Рината прошла в комнату и с ногами забралась на постель. Глупо отрицать очевидное — она дочь своих родителей. И сколько ни беги, все равно вернешься в исходную точку. Замкнутый круг. Она так хотела самостоятельности, хотела, чтобы её оставили в покое, не донимали нравоучениями. А что в итоге? Добившись своего, она выбрала путь, которым столько лет шел Бердников. Путь в никуда. Как она может его ненавидеть, если и сама недалеко ушла от него?.. Рина прижалась щекой к подушке и, свернувшись калачиком, с головой накрылась пледом. Она чувствовала себя куклой — красивой безвольной игрушкой с гнущимися в ногах коленками, пластмассовой грудью и нарисованными на абсолютно симметричном лице глазами. Когда-то в детстве Владимир подарил ей именно такую на один из фальшивых дней рождений в пахнущем спелыми фруктами августе. Правда волосы у той куклы были светлые, похожие на переливающиеся в солнечных лучах колосья пшеницы. Какое-то время она была ее любимицей, а потом у красавицы отвалилась голова, и Владимир купил новую. С огненно-рыжими волосами и зелеными, как у русалки, глазами. Вот только грудь у куклы была все такая же пластмассовая, и точно так же в коленях сгибались резиновые ноги. Рината протяжно выдохнула и съежилась. Хотелось пролежать так долго-долго, скрытой от посторонних глаз, забытой и никчемной. Может быть, она и сама превратилась в точно такую же куклу — красивую игрушку с пластмассовой грудью, в которой не слышен стук сердца? Она так долго стремилась сбежать от этого, найти собственный путь и отвоевать право быть собой, но чем дольше она лежала, тем меньше ей хотелось бороться. Кукла… Ей было больно и противно от самой себя, но другого выхода она не видела.
В коридоре послышался звук открывающейся двери, а за ним шуршание пакетов. Раздались гулкие шаги. Подниматься Ринате не хотелось, но у нее вдруг возникло жуткое ощущение того, что если сейчас она не пересилит себя и не вылезет из-под пледа, то и правда навсегда останется ничем. Неведомая сила удерживала ее, укутывала тяжестью мыслей, и все же она заставила себя встать. Один тапочек перевернулся, и она поддела его ногой. Взгляд ее остановился на розовом пятнышке носика кошачьей мордочки, и что-то живое обожгло там, внутри груди. Нет, она не кукла. У нее есть чувства. И душа. И сердце. Несмотря ни на что, оно все-таки у нее есть. Скрутив волосы жгутом, Рина перекинула их за спину. Без прошлого не может быть настоящего, а без настоящего — будущего. А раз так…

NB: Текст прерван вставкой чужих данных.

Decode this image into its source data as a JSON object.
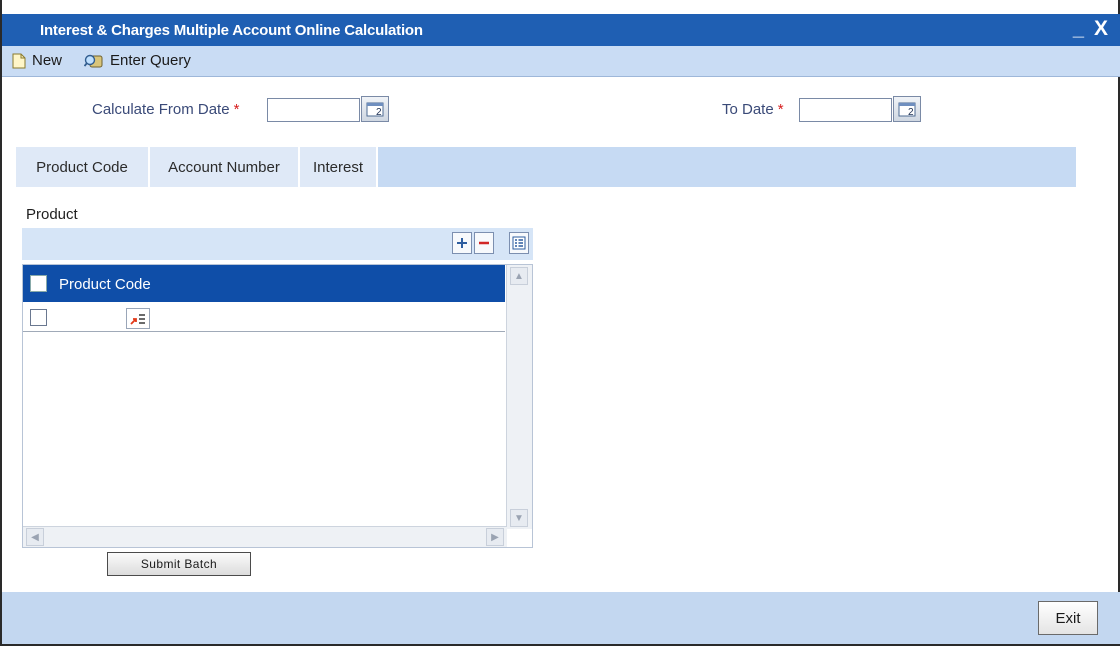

Бердников был на кухне и раскладывал продукты, купленные к новогоднему столу. Рината молча уселась позади него на табурет. Подтянула сползающий с плеч плед и вздохнула. Отложив на стол кусок сыра, который держал в руках, Владимир повернулся к дочери.
— Если хочешь, я могу отвезти тебя к Крылову.
— Я не живу у него, — покачала она головой.
— Тогда к матери?..
Отведя взгляд в сторону, Рина снова помотала головой, отклоняя его предложение. Не хотелось признаваться, но ничего большего, чем было у нее сейчас, она не заслужила. Такой вот Новый год в квартире, забитой ненужными воспоминаниями, рядом с человеком, который, казалось, видел ее насквозь. Он не задавал вопросов, потому что и без них прекрасно понимал, что случилось. Во взгляде его не было укора, он не пытался судить ее. Он просто отвез её к себе, открыл перед ней дверь комнаты, в которой она когда-то бывала так часто, что даже стала считать своей, и на некоторое время оставил ее одну.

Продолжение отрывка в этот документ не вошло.